Üslup: Orwell’in romanlarında görülen üslubun aynı şekilde kendi düşünce yazılarında da mevcut olduğu görülmektedir. Bu durum, yazar ile okuyucu arasında muhabbet ediyormuş hissini uyandırdığı gibi, yazarın düşüncelerinin romanlarda olduğu gibi karakter perdesinin kaldırılarak doğrudan ulaşılabileceği bir eserin meydana getirilmesini sağlamaktadır.
Özgünlük: Eser niteliği itibariyle bu kategoride değerlendirilmeyecektir.
Karakter: Eser niteliği itibariyle bu kategoride değerlendirilmeyecektir.
Akıcılık: Üslup bölümünde ifade edilen hususlara dikkat edildiğinde, eserin türüne göre oldukça sürükleyici bir yapısının olduğu ifade edilmelidir. Yazının düşünce kısımlarının yazarın doğrudan anılarıyla bezenmesi neticesinde okuyucu için bir olay örgüsü oluşma hissiyatının bu unsura müspet yönde büyük bir katkı sağladığının belirtilmesi gerekmektedir.

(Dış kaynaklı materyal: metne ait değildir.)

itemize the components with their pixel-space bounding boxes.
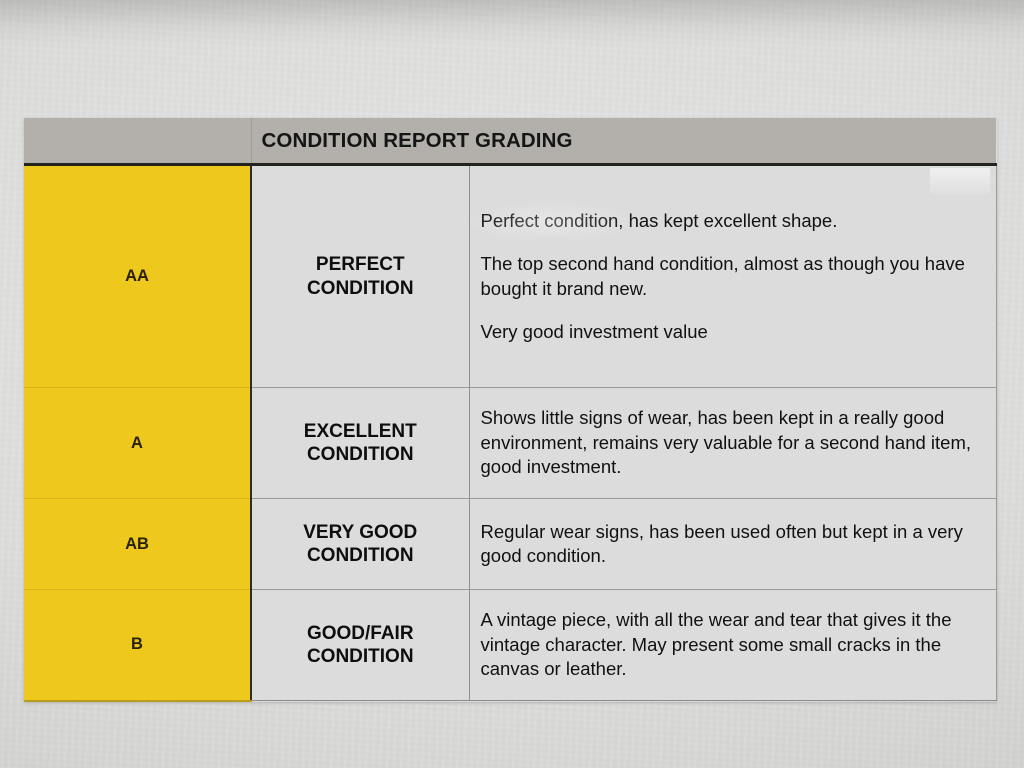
description-paragraph: Very good investment value xyxy=(481,320,982,344)
grade-name-line2: CONDITION xyxy=(307,444,414,465)
table-row: A EXCELLENT CONDITION Shows little signs… xyxy=(24,388,996,499)
description-paragraph: Regular wear signs, has been used often … xyxy=(481,520,982,569)
grade-name-aa: PERFECT CONDITION xyxy=(251,165,469,388)
grade-name-line1: GOOD/FAIR xyxy=(307,623,414,644)
grade-description-a: Shows little signs of wear, has been kep… xyxy=(469,388,996,499)
grade-description-ab: Regular wear signs, has been used often … xyxy=(469,499,996,590)
grade-name-line1: EXCELLENT xyxy=(304,421,417,442)
grade-code-b: B xyxy=(24,590,251,701)
grade-description-aa: Perfect condition, has kept excellent sh… xyxy=(469,165,996,388)
grade-code-a: A xyxy=(24,388,251,499)
grade-name-line1: VERY GOOD xyxy=(303,522,417,543)
grade-code-aa: AA xyxy=(24,165,251,388)
table-row: AB VERY GOOD CONDITION Regular wear sign… xyxy=(24,499,996,590)
description-paragraph: Perfect condition, has kept excellent sh… xyxy=(481,209,982,233)
condition-report-grading-table: CONDITION REPORT GRADING AA PERFECT COND… xyxy=(24,118,997,702)
grade-name-line2: CONDITION xyxy=(307,278,414,299)
grade-name-line2: CONDITION xyxy=(307,545,414,566)
description-paragraph: A vintage piece, with all the wear and t… xyxy=(481,608,982,681)
grade-code-ab: AB xyxy=(24,499,251,590)
header-spacer-cell xyxy=(24,118,251,165)
page-title: CONDITION REPORT GRADING xyxy=(262,129,573,152)
table-row: AA PERFECT CONDITION Perfect condition, … xyxy=(24,165,996,388)
grade-name-ab: VERY GOOD CONDITION xyxy=(251,499,469,590)
table-row: B GOOD/FAIR CONDITION A vintage piece, w… xyxy=(24,590,996,701)
grade-name-a: EXCELLENT CONDITION xyxy=(251,388,469,499)
description-paragraph: Shows little signs of wear, has been kep… xyxy=(481,406,982,479)
table-header-row: CONDITION REPORT GRADING xyxy=(24,118,996,165)
grade-name-b: GOOD/FAIR CONDITION xyxy=(251,590,469,701)
description-paragraph: The top second hand condition, almost as… xyxy=(481,252,982,301)
grade-description-b: A vintage piece, with all the wear and t… xyxy=(469,590,996,701)
header-title-cell: CONDITION REPORT GRADING xyxy=(251,118,996,165)
grade-name-line2: CONDITION xyxy=(307,646,414,667)
grade-name-line1: PERFECT xyxy=(316,254,405,275)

Genel: Yukarıda belirtilen kriterler uyarınca 10 üzerinden gerçekleştirilen değerlendirmede:
Konu: 8
Üslup: 8,5
Akıcılık: 8
puanlarını alan eserin genel ortalaması ise, 8,2 puandır. Eser, 8 barajının da üzerine geçen ve kesinlikle okunması gereken düşünce yazısı kitaplarından birisi olduğunu göstermektedir.
(*) : Alıntılar başlığındaki bütün kısımlar:
KİTAPLAR VE SİGARALAR
Yazar: George Orwell
Yayınevi: İthaki Yayınları
Baskı: 1. Baskı – Temmuz 2021
kapakta kullanılan fotoğraftaki kitaptan alıntı olarak kullanılmıştır.